Le cabinet de Sarah El Haïry a réagi en indiquant que la secrétaire d’État chargée de la jeunesse et du SNU « continue de travailler sur les deux hypothèses qui tiennent la corde : celle d’une éventuelle généralisation sur le temps scolaire », qui a sa préférence, et « celle d’un SNU qui ne serait pas généralisé sur le temps scolaire et resterait volontaire, mais inclurait des dispositifs incitatifs comme l'obtention du permis de conduire ou du Bafa ». « Surtout, elle attend l’arbitrage du président », a ajouté le cabinet auprès de l’AFP. La décision pourrait intervenir « cette année scolaire », entre mars et juin, mais « rien n’est acté à ce stade ».

 

Cette mission sénatoriale a été conduite pendant un an par le sénateur socialiste Éric Jeansannetas, membre de la commission des finances de la chambre haute qui a adopté le rapport mardi matin. Les conclusions auxquelles l’élu est parvenu à la suite de son contrôle budgétaire du SNU ne risquent pas d’apaiser les critiques contre le dispositif, régulièrement taxé de « mascarade » :

  • L’expérimentation du SNU s’est déroulée « de manière bien plus lente que prévu ». En 2022, 32 416 jeunes ont participé, bien loin des 50 000 attendus.
  • Elle n’a pas rempli ses objectifs initiaux en matière de « représentativité sociale » – 33 % des participants en 2022 ont au moins un parent qui travaille dans les corps en uniforme, alors qu’ils ne représentent que 2 % de la population générale.
  • D’après les « retours de terrain », le sénateur explique que le SNU fait également face à une difficulté de taille : le manque de « centres d’hébergement disponibles en été ».

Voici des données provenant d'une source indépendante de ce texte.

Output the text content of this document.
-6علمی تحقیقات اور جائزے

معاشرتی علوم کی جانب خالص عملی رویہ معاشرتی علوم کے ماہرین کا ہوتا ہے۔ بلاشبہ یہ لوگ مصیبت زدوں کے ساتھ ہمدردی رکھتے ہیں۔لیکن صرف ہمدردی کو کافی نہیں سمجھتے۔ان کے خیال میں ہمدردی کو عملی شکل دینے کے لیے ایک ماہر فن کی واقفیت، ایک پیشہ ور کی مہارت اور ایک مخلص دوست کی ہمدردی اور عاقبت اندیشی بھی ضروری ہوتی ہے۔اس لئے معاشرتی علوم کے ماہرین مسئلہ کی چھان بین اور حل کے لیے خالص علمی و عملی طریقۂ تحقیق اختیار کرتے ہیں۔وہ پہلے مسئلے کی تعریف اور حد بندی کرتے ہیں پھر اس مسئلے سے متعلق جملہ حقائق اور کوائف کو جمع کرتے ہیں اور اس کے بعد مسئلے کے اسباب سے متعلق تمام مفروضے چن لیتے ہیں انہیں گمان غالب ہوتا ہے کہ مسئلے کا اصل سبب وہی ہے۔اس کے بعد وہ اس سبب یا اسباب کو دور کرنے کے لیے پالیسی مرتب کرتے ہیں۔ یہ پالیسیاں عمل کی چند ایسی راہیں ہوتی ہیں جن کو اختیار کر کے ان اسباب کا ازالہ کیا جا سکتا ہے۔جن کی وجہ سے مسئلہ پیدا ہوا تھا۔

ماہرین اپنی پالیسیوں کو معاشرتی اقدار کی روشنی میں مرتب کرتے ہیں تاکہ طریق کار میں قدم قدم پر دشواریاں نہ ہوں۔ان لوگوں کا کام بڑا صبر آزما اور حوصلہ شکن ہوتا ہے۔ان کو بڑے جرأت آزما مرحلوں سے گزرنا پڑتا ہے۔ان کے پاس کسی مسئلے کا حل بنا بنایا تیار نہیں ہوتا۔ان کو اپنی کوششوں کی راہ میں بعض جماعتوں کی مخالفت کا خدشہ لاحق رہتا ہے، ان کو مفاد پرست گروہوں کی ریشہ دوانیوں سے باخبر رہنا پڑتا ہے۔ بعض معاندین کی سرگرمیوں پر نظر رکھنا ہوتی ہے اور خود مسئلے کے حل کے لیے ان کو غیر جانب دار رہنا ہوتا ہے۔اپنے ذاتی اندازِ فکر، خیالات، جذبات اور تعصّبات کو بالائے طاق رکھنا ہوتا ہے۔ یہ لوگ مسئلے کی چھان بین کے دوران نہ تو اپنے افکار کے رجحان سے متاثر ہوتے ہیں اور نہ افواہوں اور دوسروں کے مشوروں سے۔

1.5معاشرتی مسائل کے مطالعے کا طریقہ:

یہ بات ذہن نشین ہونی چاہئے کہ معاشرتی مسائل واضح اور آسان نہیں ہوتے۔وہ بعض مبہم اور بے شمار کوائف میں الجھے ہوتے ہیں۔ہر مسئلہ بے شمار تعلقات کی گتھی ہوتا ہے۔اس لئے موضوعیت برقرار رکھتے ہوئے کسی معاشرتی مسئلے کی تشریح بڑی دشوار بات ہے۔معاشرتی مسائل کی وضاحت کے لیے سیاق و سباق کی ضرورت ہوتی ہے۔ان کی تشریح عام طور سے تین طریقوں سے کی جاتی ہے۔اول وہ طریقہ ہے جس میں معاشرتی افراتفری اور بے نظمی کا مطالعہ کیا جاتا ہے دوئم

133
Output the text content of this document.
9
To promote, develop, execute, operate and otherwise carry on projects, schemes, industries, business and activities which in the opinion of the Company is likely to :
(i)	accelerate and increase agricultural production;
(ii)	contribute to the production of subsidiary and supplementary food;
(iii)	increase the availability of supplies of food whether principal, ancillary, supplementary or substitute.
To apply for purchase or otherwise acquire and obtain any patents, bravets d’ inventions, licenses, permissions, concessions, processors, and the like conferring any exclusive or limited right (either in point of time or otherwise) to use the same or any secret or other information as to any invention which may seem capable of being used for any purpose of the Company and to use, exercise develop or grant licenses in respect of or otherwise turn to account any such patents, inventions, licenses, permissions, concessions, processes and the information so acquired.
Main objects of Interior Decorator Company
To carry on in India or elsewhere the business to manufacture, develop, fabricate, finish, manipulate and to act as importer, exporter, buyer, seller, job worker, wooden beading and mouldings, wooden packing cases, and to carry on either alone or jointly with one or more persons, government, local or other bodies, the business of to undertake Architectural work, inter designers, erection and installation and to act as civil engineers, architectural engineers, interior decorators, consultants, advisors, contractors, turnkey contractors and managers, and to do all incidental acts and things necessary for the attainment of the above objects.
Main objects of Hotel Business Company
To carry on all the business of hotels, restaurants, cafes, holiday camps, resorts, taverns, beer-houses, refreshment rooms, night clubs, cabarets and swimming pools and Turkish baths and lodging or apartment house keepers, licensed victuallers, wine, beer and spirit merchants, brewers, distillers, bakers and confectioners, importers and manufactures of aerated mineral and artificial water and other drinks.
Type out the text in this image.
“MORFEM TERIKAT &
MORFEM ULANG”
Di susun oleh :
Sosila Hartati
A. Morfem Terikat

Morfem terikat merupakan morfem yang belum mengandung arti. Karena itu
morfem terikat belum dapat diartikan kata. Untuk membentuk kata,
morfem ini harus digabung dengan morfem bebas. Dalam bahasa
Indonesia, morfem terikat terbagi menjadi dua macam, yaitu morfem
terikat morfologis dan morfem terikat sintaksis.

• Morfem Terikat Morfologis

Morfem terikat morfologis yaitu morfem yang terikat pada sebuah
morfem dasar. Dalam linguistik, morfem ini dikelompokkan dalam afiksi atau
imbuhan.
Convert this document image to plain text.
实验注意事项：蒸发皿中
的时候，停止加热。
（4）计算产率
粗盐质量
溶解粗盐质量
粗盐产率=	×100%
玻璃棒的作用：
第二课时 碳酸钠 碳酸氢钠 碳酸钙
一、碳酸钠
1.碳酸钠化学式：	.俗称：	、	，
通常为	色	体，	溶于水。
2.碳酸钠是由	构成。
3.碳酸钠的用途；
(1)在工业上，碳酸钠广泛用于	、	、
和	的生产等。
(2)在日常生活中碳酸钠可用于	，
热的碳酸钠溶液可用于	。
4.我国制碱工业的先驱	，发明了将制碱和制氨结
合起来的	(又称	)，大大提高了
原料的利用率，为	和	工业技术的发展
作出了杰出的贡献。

Autrement dit, pour paraphraser Emmanuel Macron pendant la crise sanitaire, le SNU, quatre ans après son lancement, « ce n’est pas un échec, mais ça n’a pas marché ».

 

En conclusion, le rapporteur spécial « propose de surseoir le projet de généraliser le séjour de cohésion à l’ensemble d’une classe d’âge ». « Cette suspension devra permettre de lever des incertitudes et d’obtenir plus d’informations sur la généralisation du service national universel », considère-t-il, en estimant le coût d’un SNU généralisé à l’ensemble d’une classe d’âge de 2,4 à 3,1 milliards d’euros par an, comme l’avait déjà conclu un rapport des inspections générales remis au premier ministre en 2018.

 

« Dans un contexte où le gouvernement tente de redresser la situation budgétaire, comme on le voit avec la réforme des retraites, les discussions avec Bercy risquent d’être compliquées », souligne Éric Jeansannetas auprès de Mediapart. S’il ne nie pas les « effets positifs » du SNU sur la base du volontariat, le sénateur craint un problème d’acceptation en cas d’obligation, y compris du côté des professeurs des écoles, qui ont déjà du mal à boucler leur programme, et à qui l’on retirerait encore quinze jours de cours, en cas de généralisation sur le temps scolaire.

Une nouvelle audition de Sarah El Haïry sera organisée dès lors qu’Emmanuel Macron aura exprimé son avis sur le sujet.